The growth of the expenses with social security and assistance benefits was especially due to the increase in the expenses with financial aids to natural persons and families. With the creation of the Brazil Aid Program and aids to freelance carriers and taxi drivers, this expense item grew 31.0% in 2022 over the previous year. Expenses with other social security benefits, which include several aids (like illness, accidents and reclusion among others), increased 20.7% in the period and contributed to this result.

“The creation of these programs, which replaced Bolsa Família, increased the expenses, causing a jump of 31% in the social security benefits,” completes Guanabara.

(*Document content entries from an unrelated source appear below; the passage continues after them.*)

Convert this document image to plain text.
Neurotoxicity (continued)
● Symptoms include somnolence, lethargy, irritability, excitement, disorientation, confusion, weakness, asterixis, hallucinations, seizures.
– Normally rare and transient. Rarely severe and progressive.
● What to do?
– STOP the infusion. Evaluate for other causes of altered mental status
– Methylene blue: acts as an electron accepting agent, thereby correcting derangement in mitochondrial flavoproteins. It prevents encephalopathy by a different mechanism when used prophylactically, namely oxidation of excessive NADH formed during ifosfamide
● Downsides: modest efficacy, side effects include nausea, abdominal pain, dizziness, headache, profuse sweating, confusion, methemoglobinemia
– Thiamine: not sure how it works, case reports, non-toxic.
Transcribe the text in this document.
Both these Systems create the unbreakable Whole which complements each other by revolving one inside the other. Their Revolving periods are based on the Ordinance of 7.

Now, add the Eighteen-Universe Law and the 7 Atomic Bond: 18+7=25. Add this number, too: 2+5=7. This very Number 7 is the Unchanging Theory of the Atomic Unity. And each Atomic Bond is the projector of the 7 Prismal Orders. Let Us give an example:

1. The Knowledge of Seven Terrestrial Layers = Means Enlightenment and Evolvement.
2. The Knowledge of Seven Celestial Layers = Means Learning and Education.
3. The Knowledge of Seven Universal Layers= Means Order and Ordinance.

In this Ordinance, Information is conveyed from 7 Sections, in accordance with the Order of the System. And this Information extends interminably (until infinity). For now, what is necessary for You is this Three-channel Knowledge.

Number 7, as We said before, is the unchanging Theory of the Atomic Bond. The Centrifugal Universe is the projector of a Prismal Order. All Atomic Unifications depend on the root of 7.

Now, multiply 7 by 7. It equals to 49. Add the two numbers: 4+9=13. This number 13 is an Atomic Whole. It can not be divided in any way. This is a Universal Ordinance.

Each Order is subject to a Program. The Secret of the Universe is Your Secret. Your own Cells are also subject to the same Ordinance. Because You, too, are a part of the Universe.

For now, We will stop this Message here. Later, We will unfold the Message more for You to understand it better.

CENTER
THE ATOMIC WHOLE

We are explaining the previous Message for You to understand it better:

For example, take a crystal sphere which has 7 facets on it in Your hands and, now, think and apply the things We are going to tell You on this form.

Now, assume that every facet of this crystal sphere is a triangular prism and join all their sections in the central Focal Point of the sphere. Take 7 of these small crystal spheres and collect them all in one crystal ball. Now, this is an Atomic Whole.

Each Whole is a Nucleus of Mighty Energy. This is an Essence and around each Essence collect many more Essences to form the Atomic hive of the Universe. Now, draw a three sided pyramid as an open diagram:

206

States and municipalities rise their share in Value added

In 2022, the added value of the government registered in the Government Intermediate Account was of R$1,331.4 billion and its share in the GDP was of 13.4%, which represents a drop of 0.2 percentage points in relation to 2021. That change was positive in all the spheres: 3.1% in the federal one, 17.1% in the state one and 17.9% in the municipal one. Therefore, the federal sphere lost 2.7 percentage points of share in the value added of government, changing from 30.0% in 2021 to 27.3% in 2022. On the other hand, state and municipal administrations increased their shares by 1.2 and 1.5 percentage points, respectively: states changed from 35.6% to 36.8% and municipalities changed from 34.4% to 35.9% in the period.

“Unlike states and municipalities, which gained share in the value added, the previous federal administration froze salaries and virtually hindered salary raises,” clarifies the manager of the survey.

Gross Fixed Capital Formation grows 65.2%

Captured in the Government Intermediate Account, Gross fixed capital formation (GFCF) reached R$200.2 billion in 2022, which represents an increase of 65.2% over 2021. This result was influenced by the growth in investments of 83.3% and 72.3% of the state and municipal administrations, respectively. The federal government reversed the decreasing path of the previous years (-3.0% in 2020 and -8.4% in 2021) and rose 8.6% in 2022.

“The jump in the GFCF was due to the increase in the revenues of states and municipalities like, for example, a rise of 25% in the ICMS collection in 2021, changing from R$525 billion in 2020 to R$655 billion in 2021. In 2022, state investments changed from R$50 billion to R$92 billion,” concludes Guanabara.